You can ask me anything you like, I said. Not just what’s in the book, but also what actually happened. Why should I? asked Lena. You’ve got your life, and I’ve got mine. And I’ve no intention of letting you tell me mine.
We were walking on, now in the old town, whose crowded streets made it difficult to talk. Lena looked at the window displays and saw a plain blue dress she liked and was desperate to try on. I went into the shop with her and told her how lovely she looked, as though she wouldn’t have been lovely to me in any other dress. I offered to buy it for her, but she insisted on paying for it herself. For the first time she seemed seriously annoyed. Just because I’m listening to you doesn’t mean you can take liberties with me. I’m not your Magdalena and don’t intend to become it either. I apologized and said I hadn’t meant any harm. She walked out of the shop and briefly stopped. I was already half-afraid she wanted to run off and had no idea what I could do to stop her. Finally, she walked on, and I followed her in silence, so as not to make her angry a second time.
Only when we had left the city center did we start talking again. We were walking through a section of characterless gray tenements. There were lights on in many of the windows, and in some of the lower stories you could see people going about their domestic tasks. One man who was standing on a balcony smoking gave us a wave and called out something I couldn’t understand.
Whenever I look into an apartment, I imagine what it would be like to live in it, said Lena. She was back to sounding like before. A new life in a new city. I would have a different job, maybe a husband and children, a dog, I’d play tennis, or take courses at a local technical college. Don’t you always slip into the skin of your characters when you play a part? I asked. I don’t mean it in that way, said Lena, I mean a completely different life, a different history. Tell me about being in love, said Lena, how did you fall in love with her? Love isn’t really the word, I said. I liked Magdalena, she fascinated me and challenged me, but it took me some time to fall in love with her. You see, said Lena, Chris fell in love with me right away. It really was love at first sight.
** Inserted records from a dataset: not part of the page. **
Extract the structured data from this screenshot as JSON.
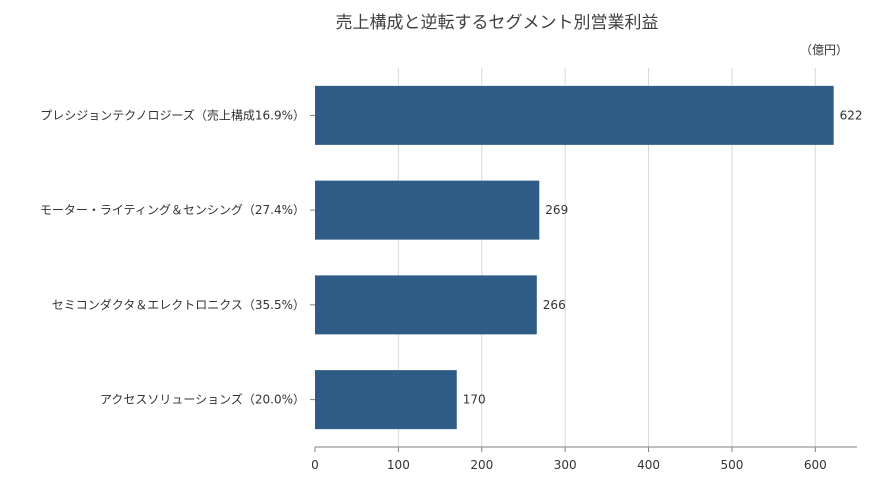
{
  "chart_data": {
    "type": "bar",
    "orientation": "horizontal",
    "title": "売上構成と逆転するセグメント別営業利益",
    "unit_label": "（億円）",
    "categories": [
      "プレシジョンテクノロジーズ（売上構成16.9%）",
      "モーター・ライティング＆センシング（27.4%）",
      "セミコンダクタ＆エレクトロニクス（35.5%）",
      "アクセスソリューションズ（20.0%）"
    ],
    "values": [
      622,
      269,
      266,
      170
    ],
    "value_labels": [
      "622",
      "269",
      "266",
      "170"
    ],
    "xlim": [
      0,
      650
    ],
    "xticks": [
      0,
      100,
      200,
      300,
      400,
      500,
      600
    ],
    "xtick_labels": [
      "0",
      "100",
      "200",
      "300",
      "400",
      "500",
      "600"
    ],
    "grid": true,
    "bar_color": "#2e5c87",
    "grid_color": "#d9d9d9"
  }
}
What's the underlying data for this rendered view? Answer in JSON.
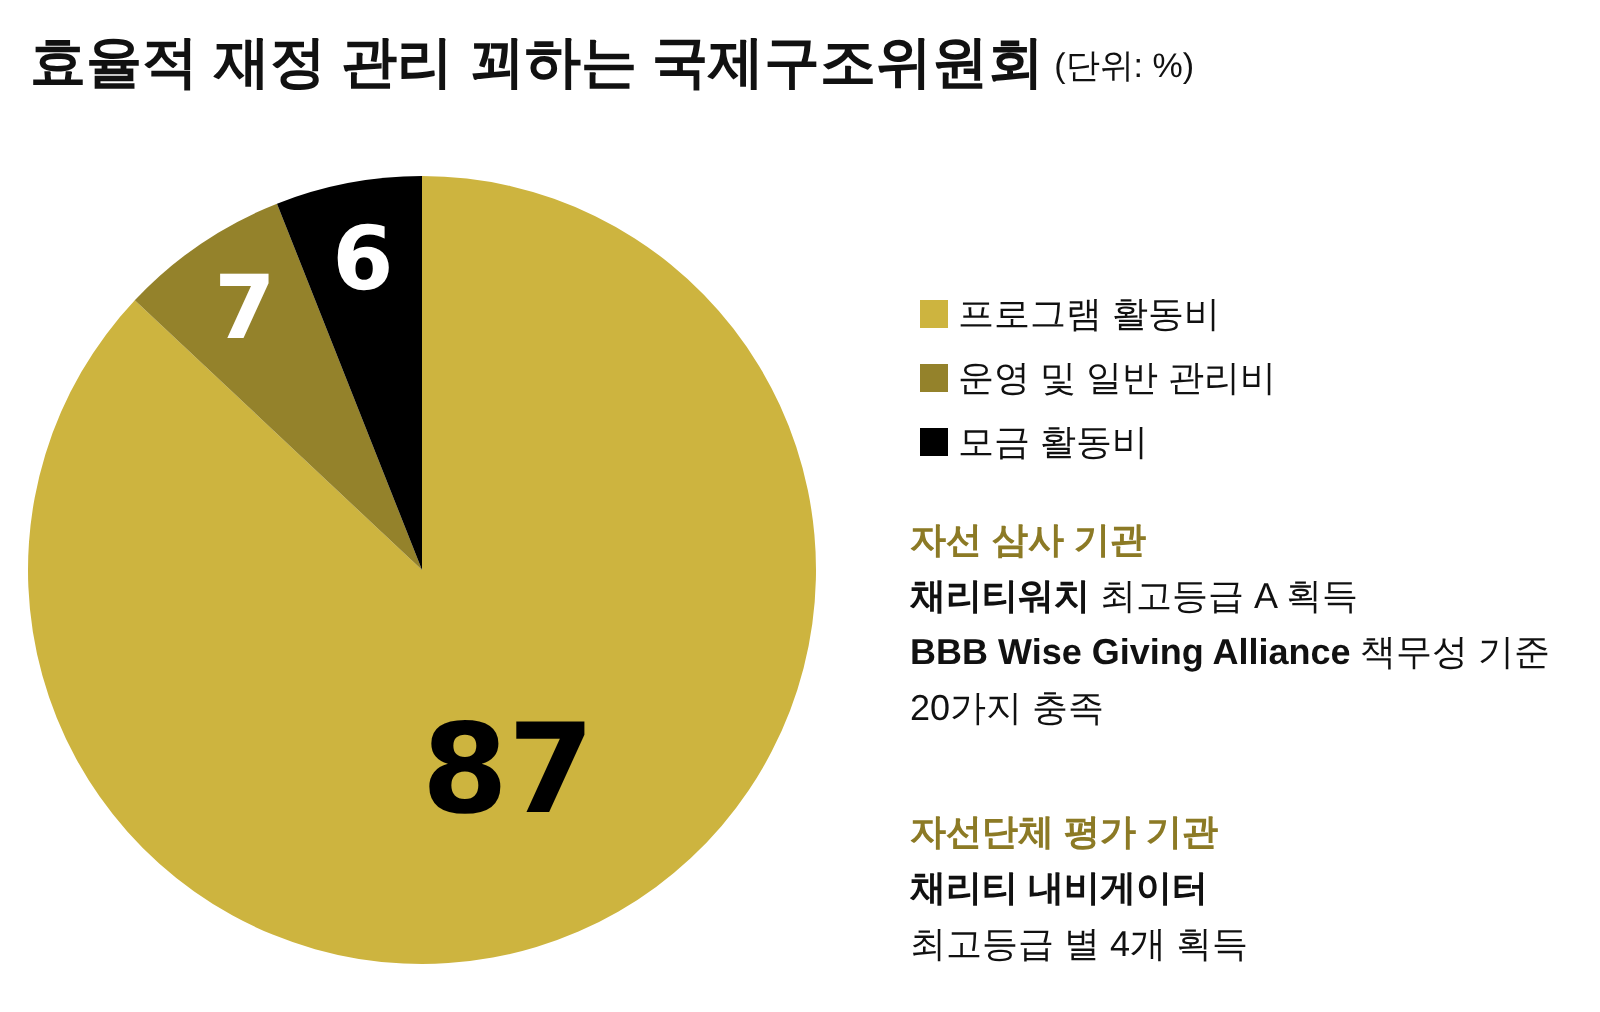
{
  "chart_data": {
    "type": "pie",
    "title": "효율적 재정 관리 꾀하는 국제구조위원회",
    "subtitle": "(단위: %)",
    "categories": [
      "프로그램 활동비",
      "운영 및 일반 관리비",
      "모금 활동비"
    ],
    "values": [
      87,
      7,
      6
    ],
    "colors": [
      "#cdb43f",
      "#94822b",
      "#000000"
    ],
    "data_labels": true,
    "legend": "right",
    "annotations": [
      "자선 삼사 기관",
      "채리티워치",
      "최고등급 A 획득",
      "BBB Wise Giving Alliance",
      "책무성 기준",
      "20가지 충족",
      "자선단체 평가 기관",
      "채리티 내비게이터",
      "최고등급 별 4개 획득"
    ]
  }
}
Maybe I believed that to begin with, but after everything that happened later, I had a different sense of the story. In writing, I was cautious with big words and sentiments, questioning them not only in others, but also in myself. I had liked Magdalena from the first, but that was hardly surprising, she was young and beautiful, and she had a lightness that straightaway charmed everyone and won them over. On our walk, it was usually her going on ahead, and I had plenty of opportunities to watch her. Her movements were swift, as though she was in a lighter atmosphere or somewhere almost without gravity. She was wearing climbing boots, but her footfall was light, almost skipping. She kept turning around to face me and smiling and calling out words of encouragement, but when she felt my eyes weren’t on her, her expression was serious, almost dismissive. Sometimes it felt like seeing the face of the old woman she would one day become.
Love at first sight, I said. Looking back, you believe that kind of thing, when you find your narrative, settle on a version, a creation myth for your relationship. Because that’s always the easiest thing to believe, and the pleasantest. That you were destined for each other, that there was no other possibility. But if I hadn’t happened to see a poster for the play two months later, in all probability I’d have forgotten the whole thing, just like I’ve forgotten lots of other beginnings.
When I saw Magdalena again, this time on the stage, first I didn’t recognize her. She was playing a rather foolish young woman who senses that her boyfriend is still in love with his ex, and who is then seduced by the ex’s husband. I couldn’t really remember the play, all I knew for sure was that there was a fish on the poster.
That figures into the play as well, said Lena, it’s a carp that slowly asphyxiates. It’s night. The middle of a lake. I am floating on the water. It’s snowing, and the snowflakes fall into the water and dissolve. I have to be naked, but I don’t feel cold. There is no greater feeling of abandon. Then suddenly I see that underneath me, facing me like a shadow, is a gigantic fish in the water. Is that in the play? I asked, I can’t remember.
He paid me, said Lena. In the play, I mean. The man didn’t seduce me, he offered me money to sleep with him. Not like a prostitute, though. He said that was the purest form of love, when you own someone. Because that way love isn’t based on reciprocity, loving someone just to be loved in return. Do you think that’s right? I asked. Nonsense, she said. I don’t want to possess anyone or be possessed by them. What about being obsessed by them, then? It’s more like having someone obsessed with me, said Lena. That’s what I said to Chris right off the bat, when he was waiting for me at the stage door. I don’t like that. But you stayed and had a glass of wine with him anyway? Why shouldn’t I? said Lena.